Жизнь Элисаветы была небогата переживаниями, и в ее сознании навеки запечатлелся жаркий день, когда случилось то, чего она страшилась и вместе с тем желала. И теперь она каждый раз снова замирала от волнения, вспоминая, как отважилась тогда пойти к липе после бессонной ночи, когда она боролась с собой, лежа рядом со спящим мужем; как его храп раздражал ее и это укрепляло ее решение; как утром она решила не ходить, не поддаваться вспыхнувшему в ней чувству. «Завтра в это же время…» Не померещились ли ей эти слова? Он ли произнес их или она сама себе их шепнула? Быть может, вчерашняя встреча возникла лишь в ее воображении, а в действительности ее и не было? Она гнала от себя эти мысли, хотела даже задержать Мариолу после обеда, чтобы предотвратить всякую возможность нового свидания.
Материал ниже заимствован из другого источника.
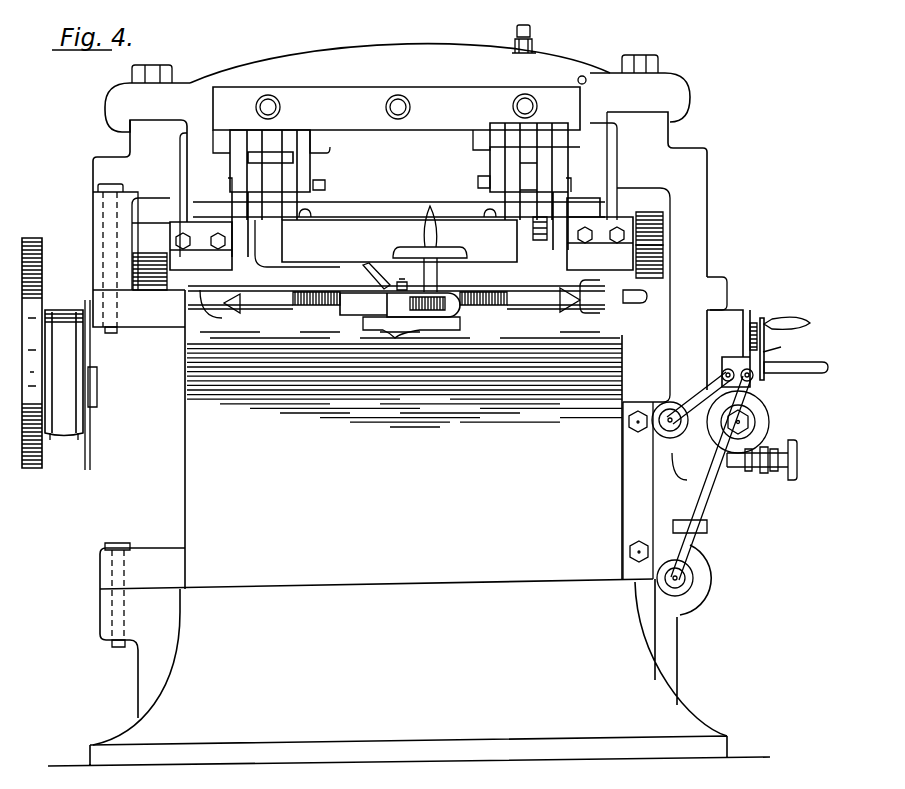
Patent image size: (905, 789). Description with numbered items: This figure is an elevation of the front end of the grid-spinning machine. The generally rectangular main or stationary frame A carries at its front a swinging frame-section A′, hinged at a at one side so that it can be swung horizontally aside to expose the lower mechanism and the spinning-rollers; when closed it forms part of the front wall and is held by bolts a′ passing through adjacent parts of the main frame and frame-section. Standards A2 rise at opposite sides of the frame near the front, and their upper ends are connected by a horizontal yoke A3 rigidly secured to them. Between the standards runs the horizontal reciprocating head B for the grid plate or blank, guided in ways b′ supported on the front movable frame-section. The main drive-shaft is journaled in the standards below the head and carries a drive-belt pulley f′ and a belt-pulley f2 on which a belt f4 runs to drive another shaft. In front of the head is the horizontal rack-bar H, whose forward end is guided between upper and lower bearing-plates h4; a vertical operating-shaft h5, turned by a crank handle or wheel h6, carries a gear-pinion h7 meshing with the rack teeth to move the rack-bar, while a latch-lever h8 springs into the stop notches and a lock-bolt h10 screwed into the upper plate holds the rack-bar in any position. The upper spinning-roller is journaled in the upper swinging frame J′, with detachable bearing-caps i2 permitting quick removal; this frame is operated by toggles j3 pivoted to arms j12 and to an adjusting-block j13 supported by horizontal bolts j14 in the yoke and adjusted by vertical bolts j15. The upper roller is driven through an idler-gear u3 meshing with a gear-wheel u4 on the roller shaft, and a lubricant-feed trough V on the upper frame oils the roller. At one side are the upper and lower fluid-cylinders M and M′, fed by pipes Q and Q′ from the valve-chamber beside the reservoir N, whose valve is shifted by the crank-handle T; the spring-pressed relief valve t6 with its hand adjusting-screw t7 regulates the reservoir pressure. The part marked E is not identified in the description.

The main or stationary frame A is at (409, 672).
The front swinging frame-section A' is at (403, 439).
The standards A2 is at (128, 166).
The horizontal yoke or top frame A3 is at (388, 76).
The hinge a is at (130, 417).
The bolts a' is at (636, 486).
The reciprocating head or frame B is at (283, 313).
The longitudinal ways b' is at (402, 309).
The drive-belt pulley f' is at (41, 353).
The belt-pulley f2 is at (82, 306).
The belt f4 is at (62, 420).
The rack-bar H is at (395, 310).
The bearing-plates h4 is at (462, 318).
The vertical operating-shaft h5 is at (440, 278).
The crank handle or wheel h6 is at (430, 232).
The gear-pinion h7 is at (428, 312).
The latch-lever h8 is at (365, 276).
The lock-bolt h10 is at (415, 275).
The detachable bearing-caps i2 is at (401, 237).
The upper swinging frame J' is at (399, 198).
The upper toggles j3 is at (399, 190).
The arms j12 is at (236, 194).
The adjusting-block j13 is at (442, 122).
The horizontal bolts j14 is at (412, 108).
The vertical bolts j15 is at (535, 53).
The upper fluid-cylinder M is at (677, 441).
The lower fluid-cylinder M' is at (698, 567).
The reservoir N is at (764, 422).
The pipe Q is at (700, 396).
The pipe Q' is at (712, 474).
The crank-handle T is at (772, 306).
The lever rod E is at (812, 388).
The relief or safety valve and regulator t6 is at (755, 470).
The hand adjusting-screw t7 is at (786, 472).
The idler-gear u3 is at (664, 224).
The gear-wheel u4 is at (664, 257).
The lubricant-feed trough V is at (372, 238).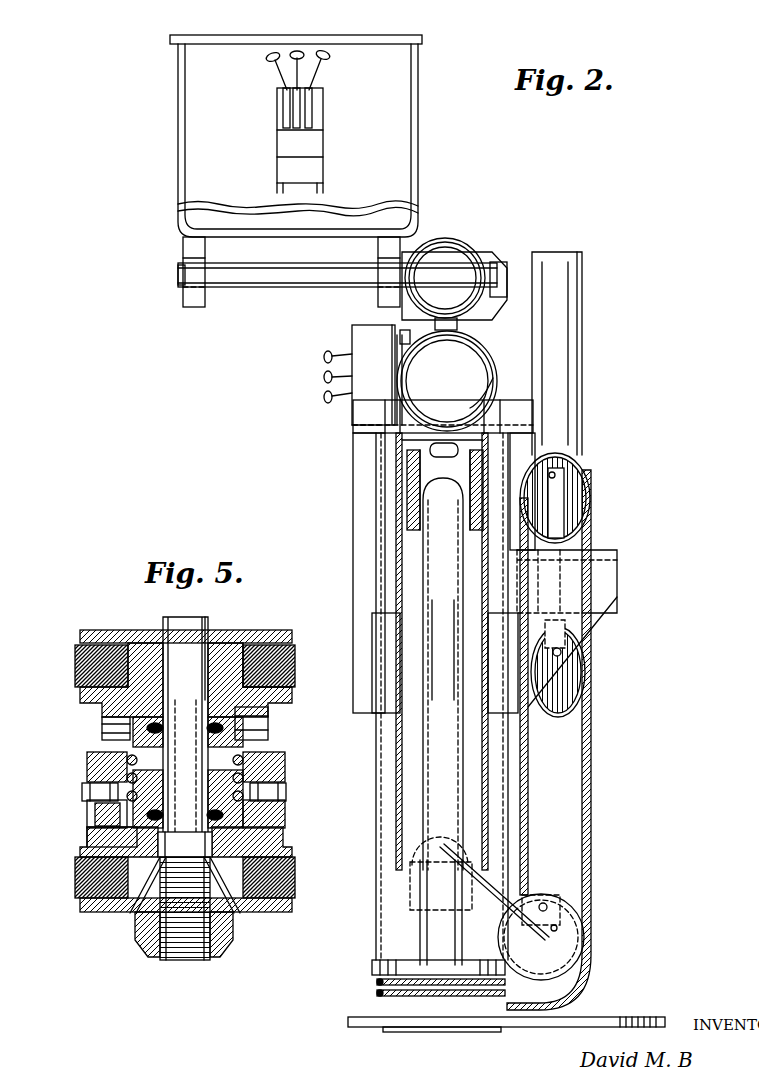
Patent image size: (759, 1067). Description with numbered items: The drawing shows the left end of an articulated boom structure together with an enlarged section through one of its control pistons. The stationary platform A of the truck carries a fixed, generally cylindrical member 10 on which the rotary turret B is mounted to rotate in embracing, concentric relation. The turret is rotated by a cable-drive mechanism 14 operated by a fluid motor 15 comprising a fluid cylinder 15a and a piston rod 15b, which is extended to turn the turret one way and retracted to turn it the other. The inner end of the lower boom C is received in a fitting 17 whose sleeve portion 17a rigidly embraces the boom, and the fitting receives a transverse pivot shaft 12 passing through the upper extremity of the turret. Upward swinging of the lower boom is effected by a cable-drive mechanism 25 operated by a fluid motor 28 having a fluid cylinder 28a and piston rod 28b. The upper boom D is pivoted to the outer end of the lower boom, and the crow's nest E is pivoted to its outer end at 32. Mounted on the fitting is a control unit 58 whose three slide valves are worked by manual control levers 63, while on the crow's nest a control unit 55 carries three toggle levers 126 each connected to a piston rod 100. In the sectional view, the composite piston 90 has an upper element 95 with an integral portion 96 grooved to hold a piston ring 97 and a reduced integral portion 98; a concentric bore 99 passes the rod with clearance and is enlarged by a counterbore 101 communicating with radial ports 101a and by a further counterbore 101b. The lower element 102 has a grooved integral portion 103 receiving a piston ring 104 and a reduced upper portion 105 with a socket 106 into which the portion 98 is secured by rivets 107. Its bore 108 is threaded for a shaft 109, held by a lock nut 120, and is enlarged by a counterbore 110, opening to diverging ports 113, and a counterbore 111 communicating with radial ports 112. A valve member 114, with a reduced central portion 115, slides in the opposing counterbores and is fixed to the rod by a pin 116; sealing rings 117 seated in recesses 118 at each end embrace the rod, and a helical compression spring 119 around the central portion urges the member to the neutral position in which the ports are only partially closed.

Но когда служанке пришло время уходить, она ничего не сделала, чтобы ее задержать, и, словно преступник, жаждущий поскорее избавиться от нежеланного свидетеля, с притворным равнодушием смотрела вслед шагавшей по тропинке Мариоле.
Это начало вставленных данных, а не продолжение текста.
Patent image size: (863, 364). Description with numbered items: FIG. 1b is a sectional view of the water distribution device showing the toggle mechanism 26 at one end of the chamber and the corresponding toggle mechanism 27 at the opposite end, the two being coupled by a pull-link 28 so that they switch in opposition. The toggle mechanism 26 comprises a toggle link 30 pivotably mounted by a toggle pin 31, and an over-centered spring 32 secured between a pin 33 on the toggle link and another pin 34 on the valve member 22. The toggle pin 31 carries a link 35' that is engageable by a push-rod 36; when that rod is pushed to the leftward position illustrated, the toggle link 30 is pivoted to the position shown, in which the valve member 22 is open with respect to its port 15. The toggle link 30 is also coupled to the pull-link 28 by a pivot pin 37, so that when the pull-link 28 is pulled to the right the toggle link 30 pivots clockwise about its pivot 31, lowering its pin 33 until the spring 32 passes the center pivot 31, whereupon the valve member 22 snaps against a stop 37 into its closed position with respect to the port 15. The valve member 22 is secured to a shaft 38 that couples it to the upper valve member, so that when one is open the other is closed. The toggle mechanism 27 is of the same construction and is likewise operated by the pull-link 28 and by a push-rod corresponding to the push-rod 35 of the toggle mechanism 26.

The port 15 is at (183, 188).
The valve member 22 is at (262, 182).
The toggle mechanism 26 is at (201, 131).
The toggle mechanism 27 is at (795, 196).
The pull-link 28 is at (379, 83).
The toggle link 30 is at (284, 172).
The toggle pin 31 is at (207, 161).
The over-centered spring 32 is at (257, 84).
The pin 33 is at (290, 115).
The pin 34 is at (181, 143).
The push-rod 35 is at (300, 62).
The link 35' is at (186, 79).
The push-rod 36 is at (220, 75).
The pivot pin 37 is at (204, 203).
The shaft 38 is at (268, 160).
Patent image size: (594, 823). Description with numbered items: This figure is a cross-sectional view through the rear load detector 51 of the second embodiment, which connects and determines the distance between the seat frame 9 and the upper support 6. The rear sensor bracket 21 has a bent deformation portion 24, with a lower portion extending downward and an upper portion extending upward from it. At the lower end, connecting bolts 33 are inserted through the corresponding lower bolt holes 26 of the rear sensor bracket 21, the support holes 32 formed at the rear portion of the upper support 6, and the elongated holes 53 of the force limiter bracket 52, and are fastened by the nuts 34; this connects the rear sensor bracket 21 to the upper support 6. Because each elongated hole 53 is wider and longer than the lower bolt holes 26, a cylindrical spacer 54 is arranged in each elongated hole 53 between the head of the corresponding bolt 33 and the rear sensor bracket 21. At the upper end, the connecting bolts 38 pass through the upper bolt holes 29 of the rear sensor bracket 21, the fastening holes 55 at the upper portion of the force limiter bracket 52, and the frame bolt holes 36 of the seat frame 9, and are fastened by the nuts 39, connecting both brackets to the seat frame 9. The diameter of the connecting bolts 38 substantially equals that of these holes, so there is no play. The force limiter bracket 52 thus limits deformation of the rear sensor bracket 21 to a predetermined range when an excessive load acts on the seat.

Сердце буйно колотилось у нее в груди, вдруг замирая, и тогда не хватало дыхания, а у самой липы ей пришлось сесть на траву, потому что у нее подкосились ноги. Потом, когда она увидела, что пленный подходит к ней, ее охватило безумное желание убежать, запереться на все засовы. Но поздно. — Тело было покорным, безвольным, все во власти желания…
С этого дня она перестала быть той Элисаветой, которую знала раньше, как будто под сенью липы, среди нежных, молодых побегов, ее душу поделили меж собой два существа: одно — смирившееся, подавленное, с холодным отчаянием и тоской ожидавшее приближения старости, и другое — доселе неведомое, охваченное надеждой и любовью, ликующее, пренебрегающее доводами разума, жаждущее свободы и счастья. Первое, с его неизменной строгостью, уже ничего не сулило ей, но зато ничем и не угрожало. Оно было слишком трезво, чтобы чего-то ждать от жизни, и желало одного: спокойствия. На его стороне были покойные отец и мать, воспитавшие Элисавету согласно собственным правилам и понятиям, и теперь оно осуждало, предостерегало ее, но она все меньше прислушивалась к его благоразумному голосу. Оно вызывало у нее то же чувство досады, какое она испытывала, возвращаясь мыслями к своей молодости — к годам войны, к долгим одиноким дням и вечерам в большом городском доме, мрачном и молчаливом, где, точно страж, следила за ней мать, высокая старуха со строгими бескровными губами, которой она не смела доверить свои горестные мысли, потому что боялась ее суровости. Мать воспитала ее в духе тогдашней, непреклонной, примитивной и жестокой морали тырновской «знати» — полумещан, полубуржуа, сохранивших нравственные устои своих предков-горцев с их аскетическим отрицанием плоти и любых радостей жизни. Теперь эти покойники были для нее тем же, что и строгие лики византийских святых на иконах. Она больше не испытывала перед ними страха, потому что то, другое существо разгадало их никчемную, наивную тайну и теперь они выглядели в ее глазах обманщиками. Это другое существо пробудило в ней все женское, что подавлялось и не находило удовлетворения в течение долгих лет, подобно подземной реке, теперь пробившейся на поверхность. Она отлично помнила, как пробудилось это второе существо, еще недавно дремавшее в глубинах ее сердца, так как помнила каждый миг его зарождения. Она противилась, восставала против него, много раз гнала от себя и отталкивала, а вместе с тем и призывала со страхом и трепетом, сгорая от стыда перед своим падением и бесчестьем. С той минуты, когда она поняла неодолимость своего чувства и убедилась, что воля ее с каждым днем слабеет, это новое существо становилось все сильней и уверенней. Со смелостью и бесстыдством оно предъявляло свои права, отметая все нравственные запреты, все доводы разума.